Up until recently, it was possible to off-set mortgage interest against a rental income. This is no longer.
(NB - As of 2020 this has now been fully rolled out - Please consult with a financial expert for more information)
Property Partner buys all of its properties through companies meaning that each individual property or a group of properties will be be company in its own right; able to access mortgage finance and off-set that against corporation tax.
While buy-to-let landlords are using these incorporated structures for their own portfolios, this set-up isn't for everyone.
But when you invest, through a crowdfunding platform, you are free from these worries. The changes to mortgage relief, do not affect investors who choose this route. And more so, investors through Property Partner, do not need to worry about maintenance costs, management costs and void period as these are factored in before the ROI is calculated by the the platform's managers.

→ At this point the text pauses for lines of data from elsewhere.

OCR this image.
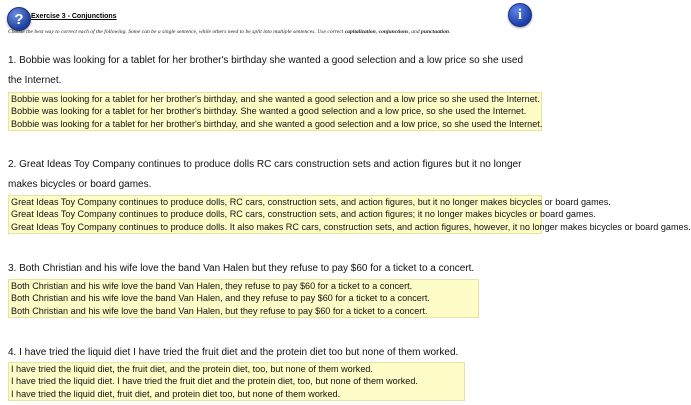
?	i
Exercise 3 - Conjunctions
Choose the best way to correct each of the following. Some can be a single sentence, while others need to be split into multiple sentences. Use correct capitalization, conjunctions, and punctuation.
1. Bobbie was looking for a tablet for her brother's birthday she wanted a good selection and a low price so she used the Internet.
Bobbie was looking for a tablet for her brother's birthday, and she wanted a good selection and a low price so she used the Internet.
Bobbie was looking for a tablet for her brother's birthday. She wanted a good selection and a low price, so she used the Internet.
Bobbie was looking for a tablet for her brother's birthday, and she wanted a good selection and a low price, so she used the Internet.
2. Great Ideas Toy Company continues to produce dolls RC cars construction sets and action figures but it no longer makes bicycles or board games.
Great Ideas Toy Company continues to produce dolls, RC cars, construction sets, and action figures, but it no longer makes bicycles or board games.
Great Ideas Toy Company continues to produce dolls, RC cars, construction sets, and action figures; it no longer makes bicycles or board games.
Great Ideas Toy Company continues to produce dolls. It also makes RC cars, construction sets, and action figures, however, it no longer makes bicycles or board games.
3. Both Christian and his wife love the band Van Halen but they refuse to pay $60 for a ticket to a concert.
Both Christian and his wife love the band Van Halen, they refuse to pay $60 for a ticket to a concert.
Both Christian and his wife love the band Van Halen, and they refuse to pay $60 for a ticket to a concert.
Both Christian and his wife love the band Van Halen, but they refuse to pay $60 for a ticket to a concert.
4. I have tried the liquid diet I have tried the fruit diet and the protein diet too but none of them worked.
I have tried the liquid diet, the fruit diet, and the protein diet, too, but none of them worked.
I have tried the liquid diet. I have tried the fruit diet and the protein diet, too, but none of them worked.
I have tried the liquid diet, fruit diet, and protein diet too, but none of them worked.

Finishing off the conversation, Rob and Marshall explore the motives behind and the implications of the government's move to make traditional property investing less profitable.
What will Buying a Property Look Like in 10 Years Time?
The only thing certain, is change. From one perspective the property industry is shifting very quickly and yet, from another, it can appear glacial in its speed-of-response to market requirements and to technology.
And yet we can rest-assured that in ten years buying a property will look very different and that routes-to-investment will likely be more diverse.
When you look at advances over the last ten years, trying to predict the next ten, should seem like a futile exercise. Smartphones, even, were in their infancy back then so what the future holds, we can say, is nothing more than mist.
Yet there are a few candles we can hold to the darkness.
One area, however, where we can be fairly sure of positive change, is in conveyancing. Whether it's blockchain technology usurping many of the practical functions of the Land Registry or simply a speeding up of the process through modernisation, transacting property is likely to become quicker with more trust built into the system.
And it is likely that crowdfunding on primary and secondary markets will also have a role to play. There is a logic to the process which is hard to argue with, which, when combined with a potential for adding to a democratisation of the market, makes it feel inevitable.
Yet, of course, only time will tell.